You are viewing a plain text version of this content. The canonical link for it is here.
Posted to user@hadoop.apache.org by Francisco de Freitas <ch...@gmail.com> on 2018/04/18 08:06:43 UTC

Journal node edits directory

We currently run journalnodes together with datanodes and they share the
same mount point for both the data dir and edits dir.

We ran into the issue where this shared mount point volume used for the
datanode got full and thus the journal node was unable to start due to
insufficient space.

How would you go about where to place the journal node edits? Is it
expected to grow very large and/or needs to be in a separate partition? Or
can I use e.g. tmpfs for it? Our namespace of 1PB with 5 journal nodes sees
the journal node edits size of about 5.4GB (on each journal node)

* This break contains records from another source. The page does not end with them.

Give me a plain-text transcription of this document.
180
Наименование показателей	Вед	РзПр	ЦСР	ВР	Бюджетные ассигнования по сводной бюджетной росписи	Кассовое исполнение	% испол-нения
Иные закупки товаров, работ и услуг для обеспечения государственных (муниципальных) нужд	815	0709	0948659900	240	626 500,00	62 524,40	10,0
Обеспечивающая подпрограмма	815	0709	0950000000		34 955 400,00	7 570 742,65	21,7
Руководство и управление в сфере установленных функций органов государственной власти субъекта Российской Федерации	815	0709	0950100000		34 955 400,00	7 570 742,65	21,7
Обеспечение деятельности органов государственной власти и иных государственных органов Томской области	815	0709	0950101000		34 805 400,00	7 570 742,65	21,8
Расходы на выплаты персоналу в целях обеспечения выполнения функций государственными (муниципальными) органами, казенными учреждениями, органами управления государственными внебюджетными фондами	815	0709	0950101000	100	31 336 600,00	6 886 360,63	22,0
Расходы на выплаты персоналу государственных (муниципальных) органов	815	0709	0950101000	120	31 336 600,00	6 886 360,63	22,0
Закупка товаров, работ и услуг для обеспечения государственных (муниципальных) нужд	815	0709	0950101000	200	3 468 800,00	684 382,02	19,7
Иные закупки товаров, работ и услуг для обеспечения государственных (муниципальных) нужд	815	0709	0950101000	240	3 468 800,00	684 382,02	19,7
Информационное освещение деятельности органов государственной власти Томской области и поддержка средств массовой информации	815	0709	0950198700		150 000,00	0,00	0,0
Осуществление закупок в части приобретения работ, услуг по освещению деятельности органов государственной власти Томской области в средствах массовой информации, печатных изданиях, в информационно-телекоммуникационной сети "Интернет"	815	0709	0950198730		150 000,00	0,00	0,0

Thanks for any tips and best practices.

Re: Journal node edits directory

Posted by Francisco de Freitas <ch...@gmail.com>.
Hi Anu,

thanks a lot for the tips. Much appreciated. I'll try to implement those
changes.

Regards,
Francisco

On Wed, 18 Apr 2018 at 18:56 Anu Engineer <ae...@hortonworks.com> wrote:

> I would start off by asking that Journal nodes be on separate machines,
> maybe along with namenodes.
>
> If that is not possible, at least provide dedicated disks to journalnode
> process, that is not shared by your datanode process.
>
>
>
> >Is it expected to grow very large and/or needs to be in a separate
> partition?
>
> It is not the size of the journals that will hurt you; the datanode is a
> very high bandwidth application, that is it writes lots of data but can
> afford to be slower.
>
> Whereas journal nodes do not write too much data, but if they are waiting
> around for I/O to complete because of Datanode I/O,
>
> it might lead to your namenodes becoming slow, which means that your
> cluster will be slower. In other words, Journal I/O is latency sensitive.
>
>
>
> Thanks
>
> Anu
>
>
>
> *From: *Francisco de Freitas <ch...@gmail.com>
> *Date: *Wednesday, April 18, 2018 at 1:07 AM
> *To: *"user@hadoop.apache.org" <us...@hadoop.apache.org>
> *Subject: *Journal node edits directory
>
>
>
> We currently run journalnodes together with datanodes and they share the
> same mount point for both the data dir and edits dir.
>
>
>
> We ran into the issue where this shared mount point volume used for the
> datanode got full and thus the journal node was unable to start due to
> insufficient space.
>
>
>
> How would you go about where to place the journal node edits? Is it
> expected to grow very large and/or needs to be in a separate partition? Or
> can I use e.g. tmpfs for it? Our namespace of 1PB with 5 journal nodes sees
> the journal node edits size of about 5.4GB (on each journal node)
>
>
>
> Thanks for any tips and best practices.
>

Re: Journal node edits directory

Posted by Anu Engineer <ae...@hortonworks.com>.
I would start off by asking that Journal nodes be on separate machines, maybe along with namenodes.
If that is not possible, at least provide dedicated disks to journalnode process, that is not shared by your datanode process.

>Is it expected to grow very large and/or needs to be in a separate partition?
It is not the size of the journals that will hurt you; the datanode is a very high bandwidth application, that is it writes lots of data but can afford to be slower.
Whereas journal nodes do not write too much data, but if they are waiting around for I/O to complete because of Datanode I/O,
it might lead to your namenodes becoming slow, which means that your cluster will be slower. In other words, Journal I/O is latency sensitive.

Thanks
Anu

From: Francisco de Freitas <ch...@gmail.com>
Date: Wednesday, April 18, 2018 at 1:07 AM
To: "user@hadoop.apache.org" <us...@hadoop.apache.org>
Subject: Journal node edits directory

We currently run journalnodes together with datanodes and they share the same mount point for both the data dir and edits dir.

We ran into the issue where this shared mount point volume used for the datanode got full and thus the journal node was unable to start due to insufficient space.

How would you go about where to place the journal node edits? Is it expected to grow very large and/or needs to be in a separate partition? Or can I use e.g. tmpfs for it? Our namespace of 1PB with 5 journal nodes sees the journal node edits size of about 5.4GB (on each journal node)

Thanks for any tips and best practices.